Maintaining cabin pressure

Maintaining cabin pressure
Featured image credit: LittleVisuals/pixabay.

Call me nitpicky or misguided but, as silly as this WhatsApp message sounds…

 

… how many people stop to check how cabin pressure really works? Clearly the message is wrong but where does our impression that “it’s wrong” come from? Does it come from the fact that

  1. it’s an unqualified WhatsApp forward?
  2. its author appears to be a ‘bhakt’?
  3. our experience travelling on flights seems so very at odds with what’s being described?, or
  4. one knowing how cabin pressure is maintained on aircrafts?

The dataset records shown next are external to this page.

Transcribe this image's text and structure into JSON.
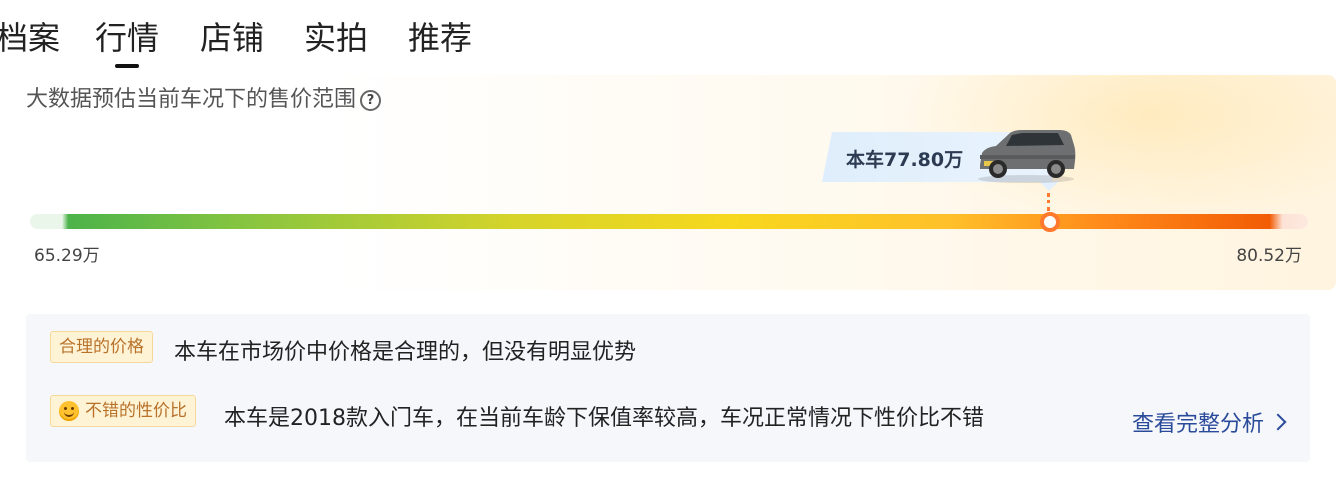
{
  "tabs": [
    {
      "label": "档案",
      "active": false
    },
    {
      "label": "行情",
      "active": true
    },
    {
      "label": "店铺",
      "active": false
    },
    {
      "label": "实拍",
      "active": false
    },
    {
      "label": "推荐",
      "active": false
    }
  ],
  "price_panel": {
    "title": "大数据预估当前车况下的售价范围",
    "help_icon": "question-circle-icon",
    "current_price": "本车77.80万",
    "low_label": "65.29万",
    "high_label": "80.52万",
    "current_position_fraction": 0.835,
    "colors": {
      "marker": "#ff7a2e",
      "bar_start": "#4cb34a",
      "bar_end": "#f25c05"
    }
  },
  "analysis": {
    "items": [
      {
        "tag": "合理的价格",
        "text": "本车在市场价中价格是合理的，但没有明显优势",
        "icon": ""
      },
      {
        "tag": "不错的性价比",
        "text": "本车是2018款入门车，在当前车龄下保值率较高，车况正常情况下性价比不错",
        "icon": "smile-icon"
      }
    ],
    "more_link": "查看完整分析"
  }
}
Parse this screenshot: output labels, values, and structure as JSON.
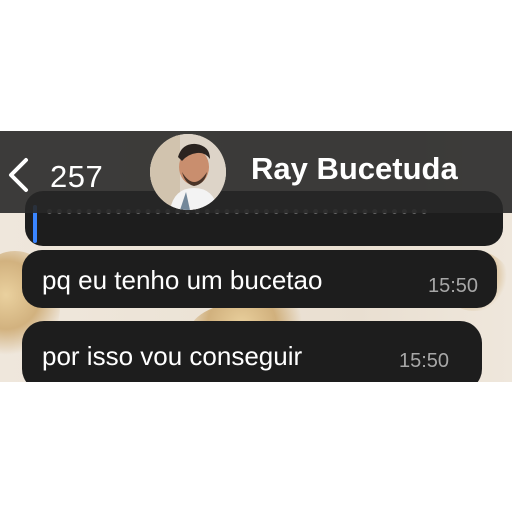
{
  "header": {
    "unread_count": "257",
    "contact_name": "Ray Bucetuda"
  },
  "messages": [
    {
      "text": "pq eu tenho um bucetao",
      "time": "15:50"
    },
    {
      "text": "por isso vou conseguir",
      "time": "15:50"
    }
  ],
  "colors": {
    "header_bg": "#282828",
    "bubble_bg": "#1d1d1d",
    "reply_accent": "#3a85ff",
    "timestamp": "#a7a7a7"
  },
  "icons": [
    "back-chevron-icon"
  ]
}
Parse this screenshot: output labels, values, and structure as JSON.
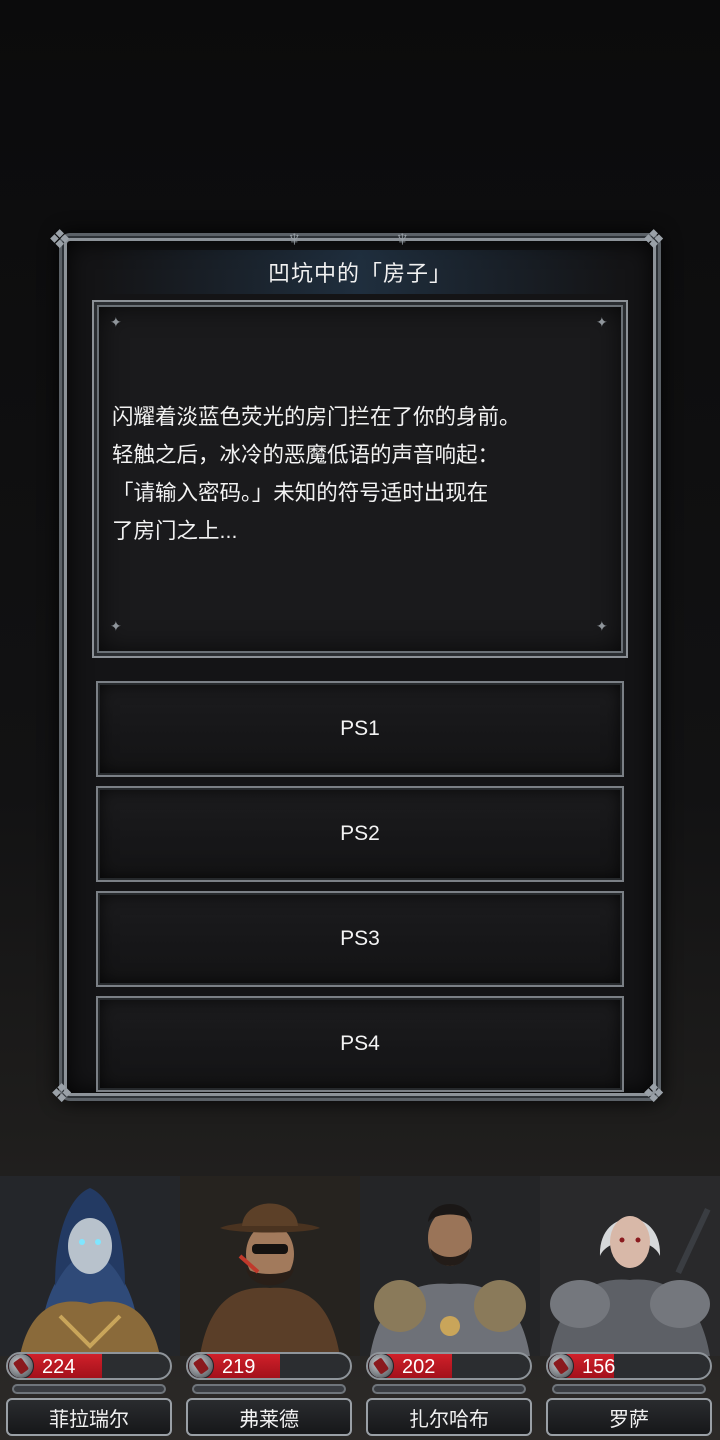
{
  "event": {
    "title": "凹坑中的「房子」",
    "story_lines": [
      "闪耀着淡蓝色荧光的房门拦在了你的身前。",
      "轻触之后，冰冷的恶魔低语的声音响起：",
      "「请输入密码。」未知的符号适时出现在",
      "了房门之上..."
    ]
  },
  "options": [
    {
      "label": "PS1"
    },
    {
      "label": "PS2"
    },
    {
      "label": "PS3"
    },
    {
      "label": "PS4"
    }
  ],
  "party": [
    {
      "name": "菲拉瑞尔",
      "hp": "224",
      "hp_fraction": 0.58,
      "portrait_icon": "hooded-sorceress-portrait",
      "theme_color": "#3a5b8c"
    },
    {
      "name": "弗莱德",
      "hp": "219",
      "hp_fraction": 0.57,
      "portrait_icon": "cowboy-gunslinger-portrait",
      "theme_color": "#6b4a2e"
    },
    {
      "name": "扎尔哈布",
      "hp": "202",
      "hp_fraction": 0.52,
      "portrait_icon": "bearded-warrior-portrait",
      "theme_color": "#5c5f66"
    },
    {
      "name": "罗萨",
      "hp": "156",
      "hp_fraction": 0.41,
      "portrait_icon": "armored-knight-woman-portrait",
      "theme_color": "#7d8085"
    }
  ],
  "colors": {
    "hp_red": "#c21a24",
    "frame_silver": "#8d9399",
    "panel_bg": "#141416"
  }
}
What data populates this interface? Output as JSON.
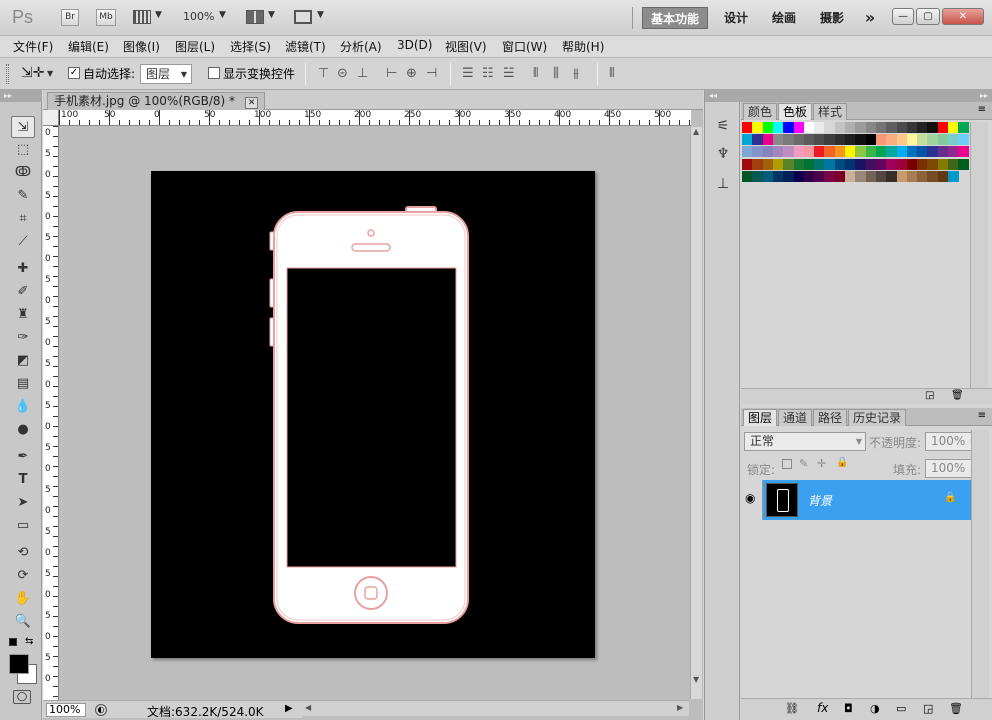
{
  "app": {
    "logo": "Ps",
    "bridge_label": "Br",
    "minibridge_label": "Mb",
    "zoom_display": "100%"
  },
  "workspaces": [
    "基本功能",
    "设计",
    "绘画",
    "摄影"
  ],
  "workspace_overflow": "»",
  "window_buttons": [
    "—",
    "▢",
    "✕"
  ],
  "menu": [
    "文件(F)",
    "编辑(E)",
    "图像(I)",
    "图层(L)",
    "选择(S)",
    "滤镜(T)",
    "分析(A)",
    "3D(D)",
    "视图(V)",
    "窗口(W)",
    "帮助(H)"
  ],
  "options": {
    "auto_select_label": "自动选择:",
    "auto_select_checked": true,
    "auto_select_value": "图层",
    "show_transform_label": "显示变换控件",
    "show_transform_checked": false
  },
  "document": {
    "tab_title": "手机素材.jpg @ 100%(RGB/8) *",
    "tab_close": "✕",
    "ruler_h_labels": [
      "100",
      "50",
      "0",
      "50",
      "100",
      "150",
      "200",
      "250",
      "300",
      "350",
      "400",
      "450",
      "500"
    ],
    "ruler_v_labels": [
      "0",
      "5",
      "0",
      "5",
      "0",
      "5",
      "0",
      "5",
      "0",
      "5",
      "0",
      "5",
      "0",
      "5",
      "0",
      "5",
      "0",
      "5",
      "0",
      "5",
      "0",
      "5",
      "0",
      "5",
      "0",
      "5",
      "0"
    ],
    "status_zoom": "100%",
    "status_doc_info": "文档:632.2K/524.0K"
  },
  "panels": {
    "swatch_tabs": [
      "颜色",
      "色板",
      "样式"
    ],
    "swatch_active": "色板",
    "layer_tabs": [
      "图层",
      "通道",
      "路径",
      "历史记录"
    ],
    "layer_active": "图层",
    "blend_mode": "正常",
    "opacity_label": "不透明度:",
    "opacity_value": "100%",
    "lock_label": "锁定:",
    "fill_label": "填充:",
    "fill_value": "100%",
    "layer_name": "背景"
  },
  "colors": {
    "layer_selected": "#3ba0ef",
    "phone_outline": "#e8a0a0",
    "canvas_bg": "#000000"
  },
  "swatches": [
    [
      "#ff0000",
      "#ffff00",
      "#00ff00",
      "#00ffff",
      "#0000ff",
      "#ff00ff",
      "#ffffff",
      "#ebebeb",
      "#d7d7d7",
      "#c3c3c3",
      "#afafaf",
      "#9b9b9b",
      "#878787",
      "#737373",
      "#5f5f5f",
      "#4b4b4b",
      "#373737",
      "#232323",
      "#0f0f0f",
      "#ff0000",
      "#ffff00",
      "#00a651"
    ],
    [
      "#00a6d6",
      "#2e3192",
      "#ec008c",
      "#898989",
      "#7a7a7a",
      "#6b6b6b",
      "#5c5c5c",
      "#4d4d4d",
      "#3e3e3e",
      "#2f2f2f",
      "#202020",
      "#111111",
      "#000000",
      "#f7977a",
      "#f9ad81",
      "#fdc68a",
      "#fff79a",
      "#c4df9b",
      "#a2d39c",
      "#82ca9d",
      "#7bcdc8",
      "#6ecff6"
    ],
    [
      "#7ea7d8",
      "#8493ca",
      "#8882be",
      "#a187be",
      "#bc8dbf",
      "#f49ac2",
      "#f6989d",
      "#ed1c24",
      "#f26522",
      "#f7941d",
      "#fff200",
      "#8dc63f",
      "#39b54a",
      "#00a651",
      "#00a99d",
      "#00aeef",
      "#0072bc",
      "#0054a6",
      "#2e3192",
      "#662d91",
      "#92278f",
      "#ec008c"
    ],
    [
      "#9e0b0f",
      "#a0410d",
      "#a3620a",
      "#aba000",
      "#598527",
      "#197b30",
      "#007236",
      "#00746b",
      "#0076a3",
      "#004b80",
      "#003471",
      "#1b1464",
      "#440e62",
      "#630460",
      "#9e005d",
      "#9e0039",
      "#790000",
      "#7b2e00",
      "#7d4900",
      "#827b00",
      "#406618",
      "#005e20"
    ],
    [
      "#005826",
      "#005952",
      "#005b7f",
      "#003663",
      "#002157",
      "#0d004c",
      "#32004b",
      "#4b0049",
      "#7b0046",
      "#7a0026",
      "#c7b299",
      "#998675",
      "#736357",
      "#534741",
      "#37302a",
      "#c69c6d",
      "#a67c52",
      "#8c6239",
      "#754c24",
      "#603913",
      "#0099cc"
    ]
  ]
}
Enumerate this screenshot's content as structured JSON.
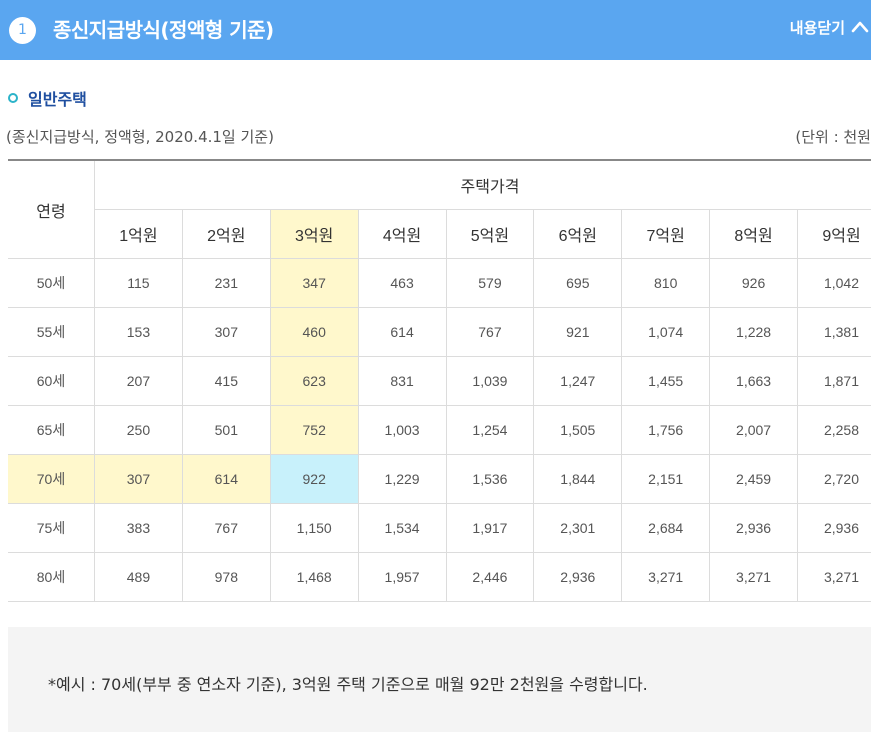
{
  "header": {
    "number": "1",
    "title": "종신지급방식(정액형 기준)",
    "toggle_label": "내용닫기",
    "toggle_icon": "chevron-up-icon"
  },
  "section": {
    "title": "일반주택",
    "description": "(종신지급방식, 정액형, 2020.4.1일 기준)",
    "unit": "(단위 : 천원"
  },
  "table": {
    "age_header": "연령",
    "price_header": "주택가격",
    "columns": [
      "1억원",
      "2억원",
      "3억원",
      "4억원",
      "5억원",
      "6억원",
      "7억원",
      "8억원",
      "9억원"
    ],
    "rows": [
      {
        "age": "50세",
        "values": [
          "115",
          "231",
          "347",
          "463",
          "579",
          "695",
          "810",
          "926",
          "1,042"
        ]
      },
      {
        "age": "55세",
        "values": [
          "153",
          "307",
          "460",
          "614",
          "767",
          "921",
          "1,074",
          "1,228",
          "1,381"
        ]
      },
      {
        "age": "60세",
        "values": [
          "207",
          "415",
          "623",
          "831",
          "1,039",
          "1,247",
          "1,455",
          "1,663",
          "1,871"
        ]
      },
      {
        "age": "65세",
        "values": [
          "250",
          "501",
          "752",
          "1,003",
          "1,254",
          "1,505",
          "1,756",
          "2,007",
          "2,258"
        ]
      },
      {
        "age": "70세",
        "values": [
          "307",
          "614",
          "922",
          "1,229",
          "1,536",
          "1,844",
          "2,151",
          "2,459",
          "2,720"
        ]
      },
      {
        "age": "75세",
        "values": [
          "383",
          "767",
          "1,150",
          "1,534",
          "1,917",
          "2,301",
          "2,684",
          "2,936",
          "2,936"
        ]
      },
      {
        "age": "80세",
        "values": [
          "489",
          "978",
          "1,468",
          "1,957",
          "2,446",
          "2,936",
          "3,271",
          "3,271",
          "3,271"
        ]
      }
    ],
    "highlight_column_index": 2,
    "highlight_row_index": 4,
    "highlight_color": "#fff8cc",
    "intersect_color": "#c8f1fb"
  },
  "note": "*예시 : 70세(부부 중 연소자 기준), 3억원 주택 기준으로 매월 92만 2천원을 수령합니다.",
  "colors": {
    "header_bg": "#5aa6f0",
    "section_title": "#1f4fa0",
    "bullet": "#2bb3c9"
  }
}
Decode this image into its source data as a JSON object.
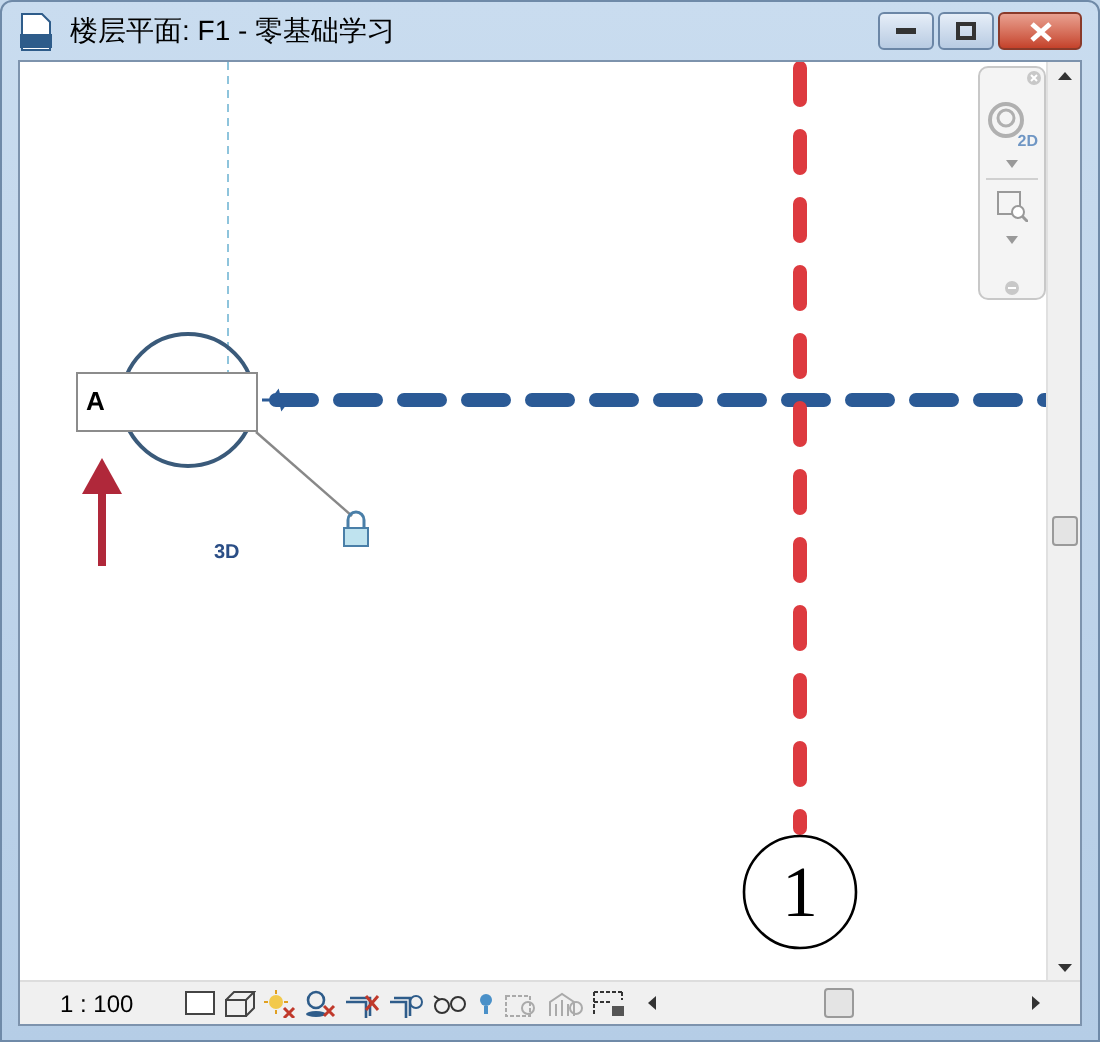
{
  "window": {
    "title": "楼层平面: F1 - 零基础学习"
  },
  "canvas": {
    "grid_bubble": "1",
    "text_field": {
      "value": "A"
    },
    "view_label": "3D"
  },
  "navigation_bar": {
    "wheel_label": "2D"
  },
  "view_control_bar": {
    "scale": "1 : 100"
  }
}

I think it’s a combination of the first three, and the third one more so, and I admit I’m quite cynical that it’s the fourth one. This isn’t an accusation that some people don’t know that air comes in from somewhere and leaves from elsewhere, and that there’s a pump that regulates this – but more a suspicion that, to the same people, the “somewhere” and the “elsewhere” might be irrelevant parts of the explanation.

Consider the following. There are two possible kinds of rebuttals to the WhatsApp message. First, the intuitive, and possibly experiential, kind that contrasts the great – and anecdotal – complexity of keeping an aircraft airborne and the almost abject mundanity of the drag caused by flatulent passengers. Second, the more technical kind that describes how an aircraft works with an engineer’s rectitude and, on occasion, authority. The first kind is a recourse to faith; the second is a recourse to knowledge. My contention is that the first kind (also as an encapsulation of the first three reasons from above) excuses us from dealing with the science and the engineering in a way that imposes some cognitive stress, which the second kind does.

When you receive such a WhatsApp message, the point is to disqualify it through the most effective means possible; from the outset, there is no diktat as to how it can be achieved (even if I’d disagree on principle), there is a preference for the faith-based mode of reasoning over the knowledge-based mode of reasoning. And over time, this preference builds tendency, which builds into bias through ignorance.

“What’s the point of learning the science?” Learning how cabin pressure is maintained (see below) isn’t going to help you in any way (unless your work has something to do with it) – but it is the lowest epistemological substrate upon which all faith-based reasoning on the topic can be founded. This isn’t to indemnify science against its many flaws as much as to suggest that without the foundation of knowledge-based reasoning, faith-based reasoning turns meaningless, and that the other way will never come to be. So why not begin with an awareness of the engineering behind maintaining cabin pressure so we remain forever sure about the provenance of our faith in it, at least?


Maintaining cabin pressure

The “somewhere” that the air comes into the cabin is first sucked in from the atmosphere by ‘taps’ installed on jet-engine compressors. They are then processed for humans by modifying their humidity and temperature using air-cycle machines, and fed into the fuselage. The “elsewhere” that air leaves the fuselage from is the set of outflow valves at the rear end of the aircraft. The air-cycle machines work constantly while the outflow valves regulate pressure within the cabin by opening and shutting accordingly.

When more air is let out than what’s coming in, the cabin will depressurise, and vice versa. This is because the ratio of cabin pressure to the aircraft’s ambient pressure is allowed to vary within only a certain range (and not too drastically when it does) as well as because the cabin itself will have been designed to be able to withstand a maximum pressure. The outflow valves are controlled by a computer.